For this show Alderson and Cunningham worked with Vitra, exclusive producers of original-specification Eames in Europe, and Herman Miller, which holds the rights in the USA, to gather a range of designs dating from 1943 to the present, some never before seen in this country. Immediately recognisable are two Lounge chairs (pounds 1,450 or pounds 3,555 with matching ottoman), a set of six Aluminium Group chairs and dining table (pounds 3,300), a selection of Plywood chairs (pounds 500 to pounds 1,500) and three pastel-coloured fibreglass arm chairs (pounds 350 to pounds 750).

There are also some more unusual pieces, including a rare leg splint (pounds 150), two undulating wooden folding screens (pounds 1,200 and pounds 3,000), a low "surfboard" table (pounds 850), a fold-down compact sofa in vibrant cherry, purple, orange and black stripes (pounds 2,200) and an African-inspired walnut stool (pounds 412).

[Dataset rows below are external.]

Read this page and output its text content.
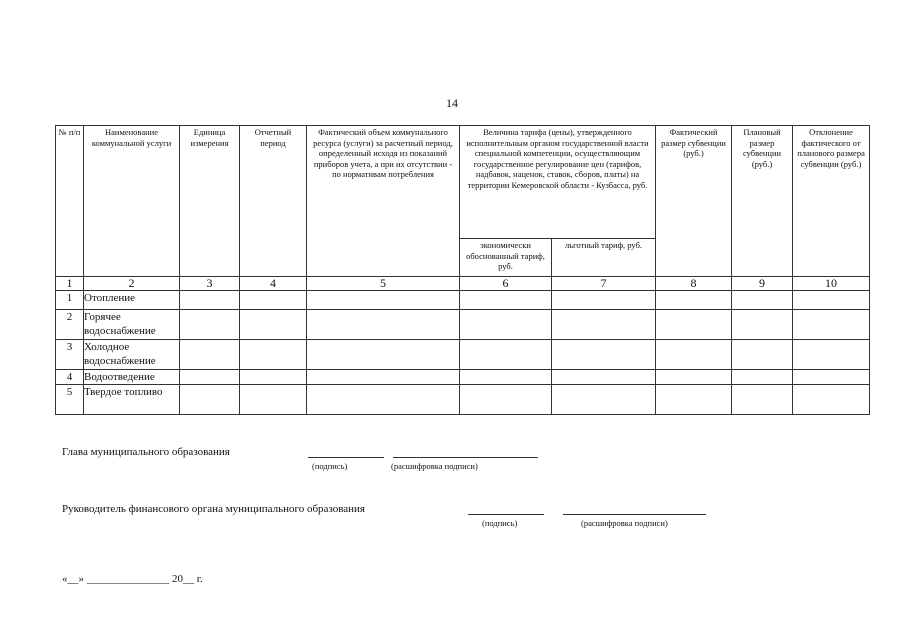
14
№ п/п	Наименование коммунальной услуги	Единица измерения	Отчетный период	Фактический объем коммунального ресурса (услуги) за расчетный период, определенный исходя из показаний приборов учета, а при их отсутствии - по нормативам потребления	Величина тарифа (цены), утвержденного исполнительным органом государственной власти специальной компетенции, осуществляющим государственное регулирование цен (тарифов, надбавок, наценок, ставок, сборов, платы) на территории Кемеровской области - Кузбасса, руб.		Фактический размер субвенции (руб.)	Плановый размер субвенции (руб.)	Отклонение фактического от планового размера субвенции (руб.)
					экономически обоснованный тариф, руб.	льготный тариф, руб.			
1	2	3	4	5	6	7	8	9	10
1	Отопление								
2	Горячее водоснабжение								
3	Холодное водоснабжение								
4	Водоотведение								
5	Твердое топливо								
Глава муниципального образования
(подпись)	(расшифровка подписи)
Руководитель финансового органа муниципального образования
(подпись)	(расшифровка подписи)
«__» _______________ 20__ г.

"Our aim with the exhibition was to demonstrate the Eames' extraordinary design abilities in terms of technology, materials and form," Alderson says. "If people could do what they did today - and a few people are experimenting - then they would follow the Eamesian definition of good design, which is to mass-produce furniture that is cheap, comfortable and good-looking."

Twentieth Century Design, 274 Upper St, Islington, London N1 2UA; 0171- 288 1996. `One Year on with Eames' continues until 28 June, Vitra 13, Grosvenor St, London W1X 9FB; 0171-408 1122.